Сотни, тысячи женщин наяву и во сне он принимал за нее – тысячи женских голосов казались ее голосом, тысячи женских лиц – ее лицом, которое он беспощадно забыл.
Подойдя к дому, старик садится на скамейку у забора, смотрит в черную пустоту, туда, где стояла церковь Богородицы. Чудится ему, что он видит храм, белый, с золотым куполом, и слышит вечерний колокольный звон.
Ее взрывали, а она стояла, взрывали снова и снова, а она, поставленная шесть веков назад, стояла каким-то чудом, вся в выбоинах, трещинах, проломах, почерневшая, и в черном смрадном дыму все летел, летел куда-то и словно кричал от неземной боли покосившийся крест.
Старик сидит, собирая силы, чтобы встать, войти в дом и пить горячий чай с пряниками, у него еще остались пряники. Но леденеет левая лопатка. Старик нащупывает в кармане валидол. Не сразу удается вытряхнуть таблетку. Кладет ее под язык. Прохладный сладковатый этот вкус был связан лишь с тревогой, не страхом, нет, бояться смерти он отвык давно, тревогой, которая порой подносила к самому краю бездны. Но сейчас что-то другое – незнакомое или забытое – движется навстречу. Далекое, может быть, самое давнее – кажется, что и раньше, всю жизнь оно было где-то рядом, совсем близко.
Он не знает вкуса цветущего клевера, но вкус валидола, последний, может быть, в жизни вкус, вызывает в памяти первый – клевера. Он, старик, еще мальчик, посреди поля в тени стога сена. Жаркий летний день. Отец курит, мальчик смотрит на голубоватый дымок папиросы, на гусеницу, на бабочек. В небе ни облачка. Но все темнеет. Сверкает молния, грохочет гром. Мальчик плачет, не понимая, что произошло, – только что всюду было солнце, а теперь чернота, грохот, одна из молний попадает в березу на краю поля, и береза рушится. Горит лес, горит трава. Мальчик хочет бежать, но некуда, всюду уже огонь и он плачет: «Мне страшно, папа! Я боюсь, папа!..» «Сынок, милый, что с тобой? –  слышится издалека отцовский голос, мальчик просыпается и, прижавшись к отцу, понимает, что все приснилось, ни грозы, ни пожара, светит по-прежнему солнце, носятся в поднебесье стрижи, пахнет клевером и вкус клевера во рту, потому что жевал его до того, как уснуть. – Приснилось что-то, сыночек?» – спрашивает отец.

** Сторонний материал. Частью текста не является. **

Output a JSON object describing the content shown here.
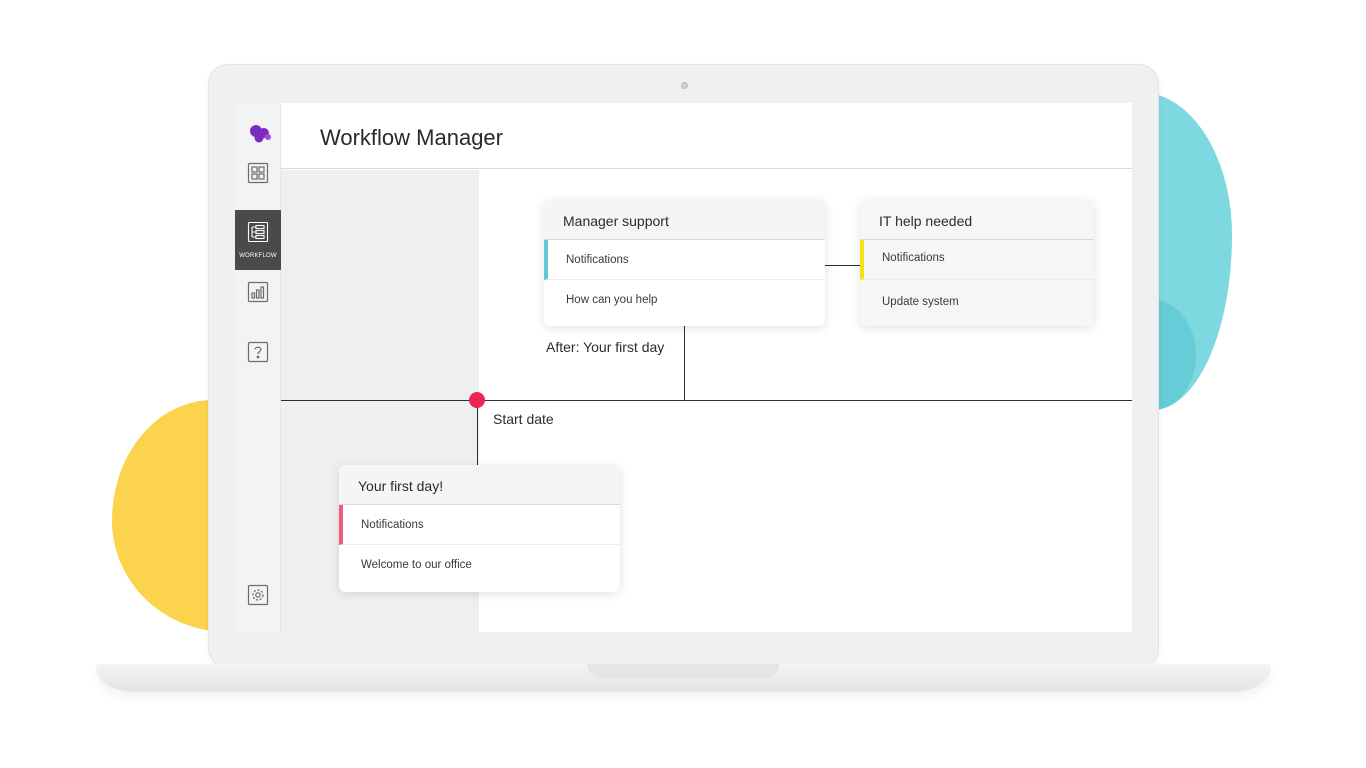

Сердце отпускает. Старик медленно, осторожно поднимается. Просовывает руку между досками, чтобы повернуть прибитую с внутренней стороны щеколду, но щеколда повернута, калитка не заперта.
В окне горит свет. Старик замирает на тропинке, не решаясь подняться на крыльцо. Постояв минут пять, он обходит дом, стараясь, чтобы шаги его не были слышны, на ощупь пробирается в сарай и берет с полки топор. А может быть, верней к соседу – и дождаться милиции? К черту!
Старик не понимает, что с ним происходит, но что-то странное: все чаще и сильней – но не от испуга! – колотится под многажды переломанными и кое-как сросшимися ребрами сердце, оживляет, гонит кровь, давным-давно так удобно не было правой кисти сжимать топорище, и прихлынули откуда-то в плечи, во все дряблое искалеченное его тело силы, не те, что прежде, но – силы. Он расстегивает тулуп, чтобы не стеснял движений, и возвращается к крыльцу. Подождать или войти? Если ждать, то сколько? Нет, он устал ждать. Он всю жизнь ждет. Вспомнив что-то очень далекое, туманное, но боевое, глубоко вдохнув и коснувшись пальцем шрама на щеке, он берется за ручку – так и есть, входная дверь тоже не заперта. Проходит через террасу, через сени, все еще стараясь не выдать себя, но скрипят, стонут под ногами вековые дубовые половицы. Голоса.
– Слышь, Даша, – имя произносится с ударением на конце. – А может, туфта все это про ружье и доски? Напридумывала ты там у себя на Корсике. Ни хрена не показывает мой металлодетектор…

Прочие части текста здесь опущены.